Grayscale Investments CFO Ed McGee doesn’t pull any punches when it comes to how he thinks regulators can best solve crypto-asset accounting headaches that have been cropping up.
For starters, as the Financial Accounting Standards Board (FASB) is poised to take up the current status of its research into digital assets accounting next week, McGee said he hoped the “long overdue” effort would result in the creation of a stand-alone section of the U.S. GAAP accounting standards that would detail how to treat and disclose the risk related to digital assets.
At the same time, he expects that it will take years to develop via FASB’s traditionally slow-moving standard setting process. That leaves many stakeholders stuck with the current system under which digital assets are generally treated as intangible assets that have to be carried at cost rather at the fair market value, he said.
Instead, McGee, the finance chief of a company that bills itself as the world’s largest digital asset manager, said he sides with a number of other market participants who support FASB proceeding with temporary relief that would allow digital assets to be held at fair value more quickly.
“In the interim what they can do to solve this issue immediately is … to allow corporate enterprises to elect fair value. I think that would solve a lot and would not require as much time and effort from a FASB perspective,” he said.
FASB spokesperson Christine Klimek said FASB next week will address stakeholder input received on digital issues, including feedback “that the board should consider permitting entities to elect to fair value certain digital assets.”
The recent intensifying focus of regulators on accounting treatment underscores the maturing of the sector that McGee followed closely even before joining Grayscale in 2019. After taking a more traditional finance route earlier in his career working for Ernst & Young and then Goldman Sachs, McGee pivoted to join the digital asset manager.

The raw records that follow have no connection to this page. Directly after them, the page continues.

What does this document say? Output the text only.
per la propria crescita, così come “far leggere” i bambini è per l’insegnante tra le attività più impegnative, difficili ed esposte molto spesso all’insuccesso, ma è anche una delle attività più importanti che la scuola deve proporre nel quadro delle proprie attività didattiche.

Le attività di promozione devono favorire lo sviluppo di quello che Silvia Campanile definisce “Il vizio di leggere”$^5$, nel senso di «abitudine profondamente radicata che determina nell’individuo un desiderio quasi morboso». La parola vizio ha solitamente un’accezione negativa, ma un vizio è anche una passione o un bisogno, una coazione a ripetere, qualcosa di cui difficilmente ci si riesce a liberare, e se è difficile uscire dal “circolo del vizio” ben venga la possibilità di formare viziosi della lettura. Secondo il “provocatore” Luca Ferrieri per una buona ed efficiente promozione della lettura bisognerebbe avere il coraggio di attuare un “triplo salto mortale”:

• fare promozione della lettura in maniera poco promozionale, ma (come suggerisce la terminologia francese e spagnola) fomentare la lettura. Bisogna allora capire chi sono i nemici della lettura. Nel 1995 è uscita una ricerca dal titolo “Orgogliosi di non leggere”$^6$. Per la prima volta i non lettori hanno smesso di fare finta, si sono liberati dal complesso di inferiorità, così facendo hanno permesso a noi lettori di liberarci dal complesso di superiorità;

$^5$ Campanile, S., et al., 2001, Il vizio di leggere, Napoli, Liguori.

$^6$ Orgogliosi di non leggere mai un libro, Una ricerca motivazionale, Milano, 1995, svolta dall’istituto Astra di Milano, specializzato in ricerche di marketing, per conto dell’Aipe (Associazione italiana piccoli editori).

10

“It’s been a wild ride,” said McGee, noting that he has had to adjust to the asset’s volatility but considers himself fortunate to have been able to witness the growing acceptance of the currency by mainstream financial institutions. Grayscale now has about 18 different products including the Grayscale Bitcoin Trust with a total of $35 billion in assets under management (AUM) as of Friday.
In one of the latest signs of growing cryptocurrency momentum, Fidelity Investments announced that it would offer employer clients a bitcoin option for 401(k)s although that was shortly after the U.S. Department of Labor urged fiduciaries to “exercise extreme care” before adding cryptocurrency to employee investment offerings.
In addition to FASB, the Securities and Exchange Commission (SEC) is also focusing on digital assets more closely. Last month the SEC released guidance effectively saying that companies should disclose the risks to investors from cryptocurrencies held on behalf of customers and account for the assets as liabilities.
McGee said he is encouraged that the SEC showed it realizes how quickly they need to move. But he also said the guidance has raised a number of questions because it lacks details and that the SEC might have been better served by working more closely with the industry participants before moving forward.
“There’s a lack of specificity on the scope where issuers are really trying to understand if they are scoped in, and the type of disclosures the SEC outlined are very general,” McGee said. “For example, they didn’t name broker dealers, they didn’t name digital assets custodians. So that leaves everyone in a position of trying to interpret whether they fit into [the guidance] examples or not.”
The accounting guidance has also drawn criticism from SEC Commissioner Hester Peirce who said in a statement that the SEC disclosure and accounting guidance on digital assets exemplifies the agency’s “scattershot and inefficient approach to crypto.”
Separately, Grayscale is currently awaiting SEC approval to convert its Grayscale Bitcoin Trust into a Bitcoin Spot ETF. Grayscale CEO Michael Sonnenshein said in a March 28 Bloomberg interview that “all options” are on the table if the SEC rejects its request. A Grayscale spokesperson confirmed that the company is on record as saying it would consider all options including legal action against the SEC if the conversion is not approved.